In short, the procedure outlined above will save you a lot of wasted time and effort also.

One point in particular: I have gotten extremely hardnosed about the way in which people use American characters in their stories (so-called "up-timers"). That's because I began discovering that my small and realistically portrayed coal mining town of 3500 people was being willy-nilly transformed into a "town" with a population of something like 20,000 people—half of whom were Navy SEALs who just happened to be in town at the Ring of Fire, half of whom were rocket scientists (ibid), half of whom were brain surgeons (ibid), half of whom had a personal library the size of the Library of Congress, half of whom...

Not to mention the F-16s which "just happened" to be flying through the area, the Army convoys (ibid), the trains full of vital industrial supplies (ibid), the FBI agents in hot pursuit of master criminals (ibid), the...

NOT A CHANCE. If you want to use an up-time character, you must use one of the "authorized" characters. Those are the characters created by Virginia DeMarce using genealogical software and embodied in what is called "the grid."

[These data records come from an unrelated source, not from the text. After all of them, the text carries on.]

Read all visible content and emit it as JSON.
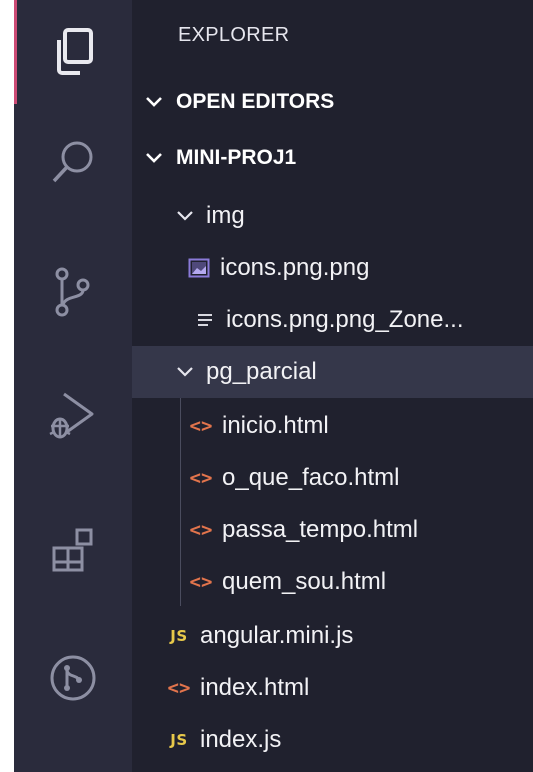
{
  "sidebar": {
    "title": "EXPLORER",
    "open_editors": "OPEN EDITORS",
    "project": "MINI-PROJ1",
    "tree": [
      {
        "label": "img",
        "kind": "folder-open",
        "icon": "chevron-down-icon"
      },
      {
        "label": "icons.png.png",
        "kind": "file",
        "icon": "image-file-icon"
      },
      {
        "label": "icons.png.png_Zone...",
        "kind": "file",
        "icon": "text-file-icon"
      },
      {
        "label": "pg_parcial",
        "kind": "folder-open",
        "icon": "chevron-down-icon",
        "selected": true
      },
      {
        "label": "inicio.html",
        "kind": "file",
        "icon": "html-file-icon"
      },
      {
        "label": "o_que_faco.html",
        "kind": "file",
        "icon": "html-file-icon"
      },
      {
        "label": "passa_tempo.html",
        "kind": "file",
        "icon": "html-file-icon"
      },
      {
        "label": "quem_sou.html",
        "kind": "file",
        "icon": "html-file-icon"
      },
      {
        "label": "angular.mini.js",
        "kind": "file",
        "icon": "js-file-icon"
      },
      {
        "label": "index.html",
        "kind": "file",
        "icon": "html-file-icon"
      },
      {
        "label": "index.js",
        "kind": "file",
        "icon": "js-file-icon"
      }
    ],
    "icon_glyphs": {
      "js": "JS",
      "html": "<>"
    }
  },
  "activity_bar": {
    "items": [
      "explorer-icon",
      "search-icon",
      "source-control-icon",
      "run-debug-icon",
      "extensions-icon",
      "git-graph-icon"
    ]
  },
  "colors": {
    "sidebar_bg": "#20212e",
    "activity_bg": "#2a2b3c",
    "selected_row": "#35374a",
    "accent": "#cc4b75",
    "js_yellow": "#e8c94a",
    "html_orange": "#e2744c",
    "image_purple": "#8a7ad8"
  }
}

You can obtain a copy of the grid from Virginia by emailing her at: Veasley@aol.com. Please do not send her a query out of idle curiosity. Only do so if you are planning to write a story. Virginia is busy, too.

You will be paid for any story or factual article which is published. The rates that I can afford for the magazine at the moment fall into the category of "semi-pro." I hope to be able to raise those rates in the future to make them fall clearly within professional rates, but... That will obviously depend on whether the magazine starts selling enough copies to generate the needed income. In the meantime, the rates and terms which I can offer are posted below in the standard letter of agreement accepted by all the contributors to this issue.

 

 

Standard letter of agreement 

Below are the terms for the purchase of a story or factual article (hereafter "the work") to be included in an issue of the online magazine Grantville Gazette, edited by Eric Flint and published by Baen Books.

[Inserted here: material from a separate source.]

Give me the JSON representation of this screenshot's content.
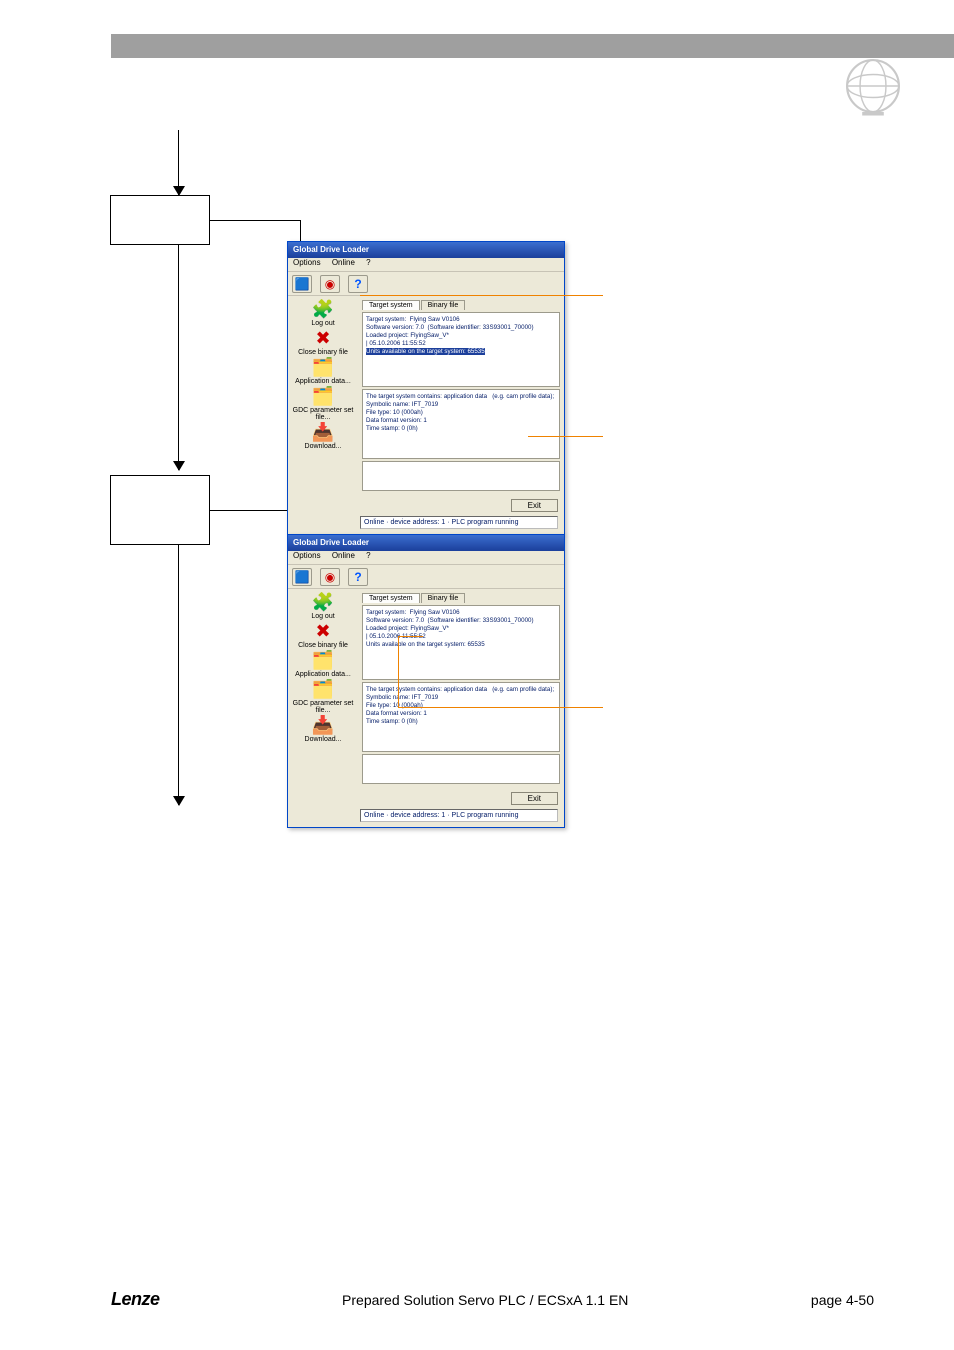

Payment will be sent upon acceptance of the work at the following rates:

1) a rate of 2.5 cents per word for any story or article up to 15,000 words;

2) a rate of 2 cents a word for any story or article after 15,000 words but before 30,000 words;

3) a rate of 1.5 cents a word for any story or article after 30,000 words.

The rates are cumulative, not retroactive to the beginning of the story or article. (E.g., a story 40,000 words long would earn the higher rates for the first 30,000 words.) Word counts will be rounded to the nearest hundred and calculated by Word for Windows XP.

You agree to sell exclusive first world rights for the story, including exclusive first electronic rights for five years following publication, and subsequent nonexclusive world rights. Should Baen Books select your story for a paper edition, you will not receive a second advance but will be paid whatever the differential might be between what you originally received and the advance for different length stories established for the paper edition. You will also be entitled to a proportionate share of any royalties earned by the authors of a paper edition. If the work is reissued in a paper edition, then the standard reversion rights as stipulated in the Baen contract would supercede the reversion rights contained here.

Eric Flint retains the rights to the 1632 universe setting, as well as the characters in it, so you will need to obtain his permission if you wish to publish the story or use the setting and characters through anyone other than Baen Books even after the rights have reverted to you. You, the author, will retain copyright and all other rights except as listed above. Baen will copyright the story on first publication.

You warrant and represent that you have the right to grant the rights above; that these rights are free and clear; that your story will not violate any copyright or any other right of a third party, nor be contrary to law. You agree to indemnify Baen for any loss, damage, or expense arising out of any claim inconsistent with any of the above warranties and representations.